Pemikir liberalisme Ludwig von Mises mengingatkan hal itu lebih dari 100 tahun lalu. Menurut dia, perang tak hanya menghancurkan negara yang diserang, tetapi juga negara penyerang. Ia mengingatkan, masyarakat maju bukan karena perang, melainkan karena perdamaian. Hanya pada saat damai, ekonomi dibangun dan perdagangan lancar.
Saat globalisasi mencapai tingkat seperti sekarang, yang ditandai pembagian kerja (division of labor) di antara begitu banyak negara, peringatan Von Mises kian terasa nyata. Suatu produk tak bisa dirakit karena sebagian komponennya gagal terkirim gara-gara jalur distribusi dari negara pembuat komponen itu terganggu perang. Harga komoditas juga melonjak akibat ancaman gangguan pada jalur kapal laut.
Pertanyaannya, mengapa perang tetap menjadi pilihan walaupun disadari mengganggu perekonomian? Bagi Presiden Rusia Vladimir Putin, mungkin tidak ada pilihan selain berperang untuk memastikan tujuannya tercapai. ”Operasi militer” Moskwa di Ukraina dinilai tak terelakkan jika hendak membuat Rusia aman dari ancaman langsung militer Barat.
Buntut dari serangan ke Ukraina, antara lain, deretan sanksi yang dijatuhkan Barat kepada Rusia. Dampaknya dirasakan pula oleh negara-negara lain. Dengan kata lain, dampak ekonomi dari perang Ukraina tak hanya dirasakan negara penyerang serta negara yang diserang, tetapi juga pihak-pihak lain yang berada jauh dari lokasi konflik bersenjata itu. Maka, perang Ukraina harus segera berhenti.

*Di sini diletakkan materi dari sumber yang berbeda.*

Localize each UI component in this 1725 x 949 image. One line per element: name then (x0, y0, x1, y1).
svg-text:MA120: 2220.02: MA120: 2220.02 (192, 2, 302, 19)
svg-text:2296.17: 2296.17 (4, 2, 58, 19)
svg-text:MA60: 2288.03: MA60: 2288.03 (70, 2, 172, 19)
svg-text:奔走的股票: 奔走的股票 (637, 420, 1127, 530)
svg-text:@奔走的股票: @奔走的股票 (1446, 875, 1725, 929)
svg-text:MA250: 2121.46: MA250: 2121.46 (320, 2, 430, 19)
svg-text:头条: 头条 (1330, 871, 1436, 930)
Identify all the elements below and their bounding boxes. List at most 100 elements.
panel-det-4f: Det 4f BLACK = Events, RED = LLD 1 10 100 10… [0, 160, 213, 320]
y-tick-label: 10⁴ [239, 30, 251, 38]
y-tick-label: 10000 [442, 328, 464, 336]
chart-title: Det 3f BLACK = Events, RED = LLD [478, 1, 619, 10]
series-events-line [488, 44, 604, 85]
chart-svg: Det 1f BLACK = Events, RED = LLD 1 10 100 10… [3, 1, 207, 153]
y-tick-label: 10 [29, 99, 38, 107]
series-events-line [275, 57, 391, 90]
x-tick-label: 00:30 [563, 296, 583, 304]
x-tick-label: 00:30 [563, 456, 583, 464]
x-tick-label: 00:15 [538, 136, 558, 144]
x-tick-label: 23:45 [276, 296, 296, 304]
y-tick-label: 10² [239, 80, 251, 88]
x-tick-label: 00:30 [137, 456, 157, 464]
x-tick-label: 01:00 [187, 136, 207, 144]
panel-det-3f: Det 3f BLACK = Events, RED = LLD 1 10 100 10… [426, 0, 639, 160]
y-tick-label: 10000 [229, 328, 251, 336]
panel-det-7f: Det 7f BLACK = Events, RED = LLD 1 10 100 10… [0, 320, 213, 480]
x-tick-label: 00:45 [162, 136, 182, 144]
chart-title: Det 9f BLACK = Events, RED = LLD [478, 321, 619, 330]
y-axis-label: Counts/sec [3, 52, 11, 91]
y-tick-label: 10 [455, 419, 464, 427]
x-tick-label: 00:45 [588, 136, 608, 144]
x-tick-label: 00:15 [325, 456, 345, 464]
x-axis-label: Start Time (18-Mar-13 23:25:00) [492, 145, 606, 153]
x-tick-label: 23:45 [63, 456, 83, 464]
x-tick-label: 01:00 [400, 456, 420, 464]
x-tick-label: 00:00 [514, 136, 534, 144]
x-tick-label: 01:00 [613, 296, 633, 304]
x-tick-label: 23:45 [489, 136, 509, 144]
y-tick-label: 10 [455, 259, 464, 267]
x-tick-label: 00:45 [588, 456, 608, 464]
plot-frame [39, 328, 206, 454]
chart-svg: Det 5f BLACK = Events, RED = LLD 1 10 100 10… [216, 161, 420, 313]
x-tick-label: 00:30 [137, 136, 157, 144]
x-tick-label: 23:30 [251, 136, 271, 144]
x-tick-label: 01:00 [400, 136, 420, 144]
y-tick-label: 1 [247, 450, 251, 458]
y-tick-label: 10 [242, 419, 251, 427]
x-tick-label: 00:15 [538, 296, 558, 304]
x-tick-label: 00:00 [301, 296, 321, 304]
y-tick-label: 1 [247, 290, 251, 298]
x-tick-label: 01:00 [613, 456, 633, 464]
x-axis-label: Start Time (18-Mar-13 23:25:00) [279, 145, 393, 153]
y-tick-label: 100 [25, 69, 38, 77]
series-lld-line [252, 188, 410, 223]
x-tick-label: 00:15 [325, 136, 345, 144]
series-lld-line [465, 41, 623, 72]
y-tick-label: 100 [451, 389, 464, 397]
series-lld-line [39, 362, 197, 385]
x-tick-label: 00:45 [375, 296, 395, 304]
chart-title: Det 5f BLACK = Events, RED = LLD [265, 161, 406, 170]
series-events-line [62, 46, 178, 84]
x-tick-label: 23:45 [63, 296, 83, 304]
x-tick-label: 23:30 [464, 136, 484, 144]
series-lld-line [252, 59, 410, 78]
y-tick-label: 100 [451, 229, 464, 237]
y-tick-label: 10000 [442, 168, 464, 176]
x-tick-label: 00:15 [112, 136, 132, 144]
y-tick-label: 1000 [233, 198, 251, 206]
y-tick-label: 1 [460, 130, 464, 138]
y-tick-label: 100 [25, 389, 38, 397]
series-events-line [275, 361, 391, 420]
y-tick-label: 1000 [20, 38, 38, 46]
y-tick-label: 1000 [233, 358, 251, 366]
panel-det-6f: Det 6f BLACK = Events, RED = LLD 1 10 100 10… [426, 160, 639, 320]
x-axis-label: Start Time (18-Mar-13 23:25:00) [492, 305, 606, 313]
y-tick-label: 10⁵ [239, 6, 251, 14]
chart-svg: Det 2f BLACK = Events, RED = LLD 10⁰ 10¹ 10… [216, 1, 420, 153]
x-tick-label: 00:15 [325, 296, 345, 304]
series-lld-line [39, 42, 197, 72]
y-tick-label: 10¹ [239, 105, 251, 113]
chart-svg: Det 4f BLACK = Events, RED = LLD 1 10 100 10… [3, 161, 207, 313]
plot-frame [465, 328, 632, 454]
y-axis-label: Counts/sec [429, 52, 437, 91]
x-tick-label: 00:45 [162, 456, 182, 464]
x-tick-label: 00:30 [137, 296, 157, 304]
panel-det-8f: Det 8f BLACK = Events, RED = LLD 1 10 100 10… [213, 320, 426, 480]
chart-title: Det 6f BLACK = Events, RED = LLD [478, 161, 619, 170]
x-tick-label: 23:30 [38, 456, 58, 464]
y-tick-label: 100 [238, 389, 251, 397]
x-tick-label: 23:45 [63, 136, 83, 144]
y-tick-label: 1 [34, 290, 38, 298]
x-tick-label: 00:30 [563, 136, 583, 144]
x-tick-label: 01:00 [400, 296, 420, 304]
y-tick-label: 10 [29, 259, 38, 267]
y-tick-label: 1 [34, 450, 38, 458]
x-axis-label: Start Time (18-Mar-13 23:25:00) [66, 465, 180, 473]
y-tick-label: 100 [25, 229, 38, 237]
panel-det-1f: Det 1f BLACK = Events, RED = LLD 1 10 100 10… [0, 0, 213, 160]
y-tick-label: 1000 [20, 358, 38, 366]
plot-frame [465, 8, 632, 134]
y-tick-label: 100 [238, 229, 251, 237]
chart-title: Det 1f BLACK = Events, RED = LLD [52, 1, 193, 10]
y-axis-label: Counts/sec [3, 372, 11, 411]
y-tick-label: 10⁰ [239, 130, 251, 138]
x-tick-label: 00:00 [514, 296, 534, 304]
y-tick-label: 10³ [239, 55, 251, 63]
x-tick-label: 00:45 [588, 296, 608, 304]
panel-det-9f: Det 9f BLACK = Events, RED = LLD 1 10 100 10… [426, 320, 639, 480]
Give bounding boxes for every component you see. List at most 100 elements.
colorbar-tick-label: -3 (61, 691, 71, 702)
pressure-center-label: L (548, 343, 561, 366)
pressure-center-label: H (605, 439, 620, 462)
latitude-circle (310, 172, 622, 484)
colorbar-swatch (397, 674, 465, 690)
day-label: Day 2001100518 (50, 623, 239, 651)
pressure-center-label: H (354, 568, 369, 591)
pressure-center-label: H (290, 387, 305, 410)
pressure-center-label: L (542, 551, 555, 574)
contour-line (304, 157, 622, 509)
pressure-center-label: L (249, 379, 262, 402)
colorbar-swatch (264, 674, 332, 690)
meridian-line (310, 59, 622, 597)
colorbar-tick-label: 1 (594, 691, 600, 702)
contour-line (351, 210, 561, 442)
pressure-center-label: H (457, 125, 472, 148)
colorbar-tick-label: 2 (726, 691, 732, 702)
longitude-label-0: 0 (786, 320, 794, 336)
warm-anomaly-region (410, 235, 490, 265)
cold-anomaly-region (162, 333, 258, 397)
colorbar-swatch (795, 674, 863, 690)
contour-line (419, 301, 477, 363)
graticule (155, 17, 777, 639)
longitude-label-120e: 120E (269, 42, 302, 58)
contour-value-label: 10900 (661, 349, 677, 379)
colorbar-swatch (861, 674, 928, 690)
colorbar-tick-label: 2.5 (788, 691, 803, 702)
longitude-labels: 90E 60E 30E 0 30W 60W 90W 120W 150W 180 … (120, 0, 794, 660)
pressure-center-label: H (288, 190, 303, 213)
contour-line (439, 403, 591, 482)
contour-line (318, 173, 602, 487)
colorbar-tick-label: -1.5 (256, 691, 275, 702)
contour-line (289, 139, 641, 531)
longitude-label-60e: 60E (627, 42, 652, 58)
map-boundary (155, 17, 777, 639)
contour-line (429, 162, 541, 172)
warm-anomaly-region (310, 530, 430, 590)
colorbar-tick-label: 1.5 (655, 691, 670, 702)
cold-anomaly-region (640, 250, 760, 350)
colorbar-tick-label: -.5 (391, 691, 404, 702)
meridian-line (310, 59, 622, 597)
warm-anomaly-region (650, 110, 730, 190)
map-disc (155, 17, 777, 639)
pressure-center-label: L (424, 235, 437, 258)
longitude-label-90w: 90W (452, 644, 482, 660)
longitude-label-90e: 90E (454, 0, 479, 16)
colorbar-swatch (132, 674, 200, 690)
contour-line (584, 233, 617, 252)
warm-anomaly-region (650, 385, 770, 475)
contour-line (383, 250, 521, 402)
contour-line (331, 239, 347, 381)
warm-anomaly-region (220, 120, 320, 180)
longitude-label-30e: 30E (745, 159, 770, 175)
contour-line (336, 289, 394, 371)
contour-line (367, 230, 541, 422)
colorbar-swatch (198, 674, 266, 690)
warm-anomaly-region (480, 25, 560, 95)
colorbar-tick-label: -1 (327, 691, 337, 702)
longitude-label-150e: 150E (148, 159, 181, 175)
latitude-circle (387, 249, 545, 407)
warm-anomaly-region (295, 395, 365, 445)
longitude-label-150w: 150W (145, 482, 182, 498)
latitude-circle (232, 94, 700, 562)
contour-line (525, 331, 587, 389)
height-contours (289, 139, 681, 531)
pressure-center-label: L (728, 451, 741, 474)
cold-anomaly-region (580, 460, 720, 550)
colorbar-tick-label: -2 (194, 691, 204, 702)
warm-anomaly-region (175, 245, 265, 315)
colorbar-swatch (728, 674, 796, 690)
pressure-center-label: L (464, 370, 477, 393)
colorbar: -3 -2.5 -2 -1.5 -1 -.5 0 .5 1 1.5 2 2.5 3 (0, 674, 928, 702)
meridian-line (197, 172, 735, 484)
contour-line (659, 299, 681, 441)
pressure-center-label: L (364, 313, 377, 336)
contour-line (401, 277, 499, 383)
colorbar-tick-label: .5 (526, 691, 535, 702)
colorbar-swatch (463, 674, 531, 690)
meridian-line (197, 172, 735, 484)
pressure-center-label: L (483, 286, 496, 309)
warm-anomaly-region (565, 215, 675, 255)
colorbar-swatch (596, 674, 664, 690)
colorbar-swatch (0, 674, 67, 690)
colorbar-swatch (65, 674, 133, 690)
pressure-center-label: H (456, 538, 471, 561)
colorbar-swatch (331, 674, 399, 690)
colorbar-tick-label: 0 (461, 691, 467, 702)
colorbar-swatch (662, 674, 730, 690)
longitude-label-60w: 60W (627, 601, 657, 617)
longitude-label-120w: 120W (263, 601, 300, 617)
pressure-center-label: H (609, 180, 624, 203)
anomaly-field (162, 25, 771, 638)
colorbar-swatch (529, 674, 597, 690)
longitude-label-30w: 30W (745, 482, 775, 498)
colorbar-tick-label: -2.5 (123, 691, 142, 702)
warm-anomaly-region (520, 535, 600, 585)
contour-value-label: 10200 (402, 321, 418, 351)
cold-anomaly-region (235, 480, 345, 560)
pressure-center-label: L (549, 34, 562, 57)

Turki dan Perancis telah berupaya aktif membantu Rusia serta Ukraina mencapai kata sepakat. Indonesia memiliki pula kesempatan untuk membantu mengakhiri perang. Sebagai Ketua G20, pendekatan dapat dilakukan Indonesia kepada kubu yang berseberangan dengan Rusia di forum itu. Di sisi lain, Indonesia dapat pula mendorong Rusia yang juga anggota G20 untuk lebih terbuka dalam perundingan dengan Ukraina. Namun, hal yang jauh lebih penting untuk diperhatikan ialah tatanan atau kondisi yang melatarbelakangi perang. Tak ada asap tanpa api. Perang tidak meletus begitu saja.
Dengan politik bebas aktif dan dikenal sebagai motor gerakan Non-Blok, Indonesia sepatutnya berperan lebih besar untuk mengurangi ketegangan yang merupakan buah persaingan Amerika Serikat dengan beberapa negara besar. Perang Ukraina salah satu manifestasi persaingan itu. Ada pula persaingan krusial dengan negara lain yang bisa memicu perang.
Perebutan pengaruh inilah yang harus ditemukan jalan keluarnya. Hanya dengan cara itu, ancaman perang ditekan secara maksimal dan perdamaian sejati tercapai sehingga kemajuan serta kesejahteraan terwujud. Seperti disampaikan Von Mises, kemajuan dan kesejahteraan menjadi nyata lewat perdamaian, bukan perang.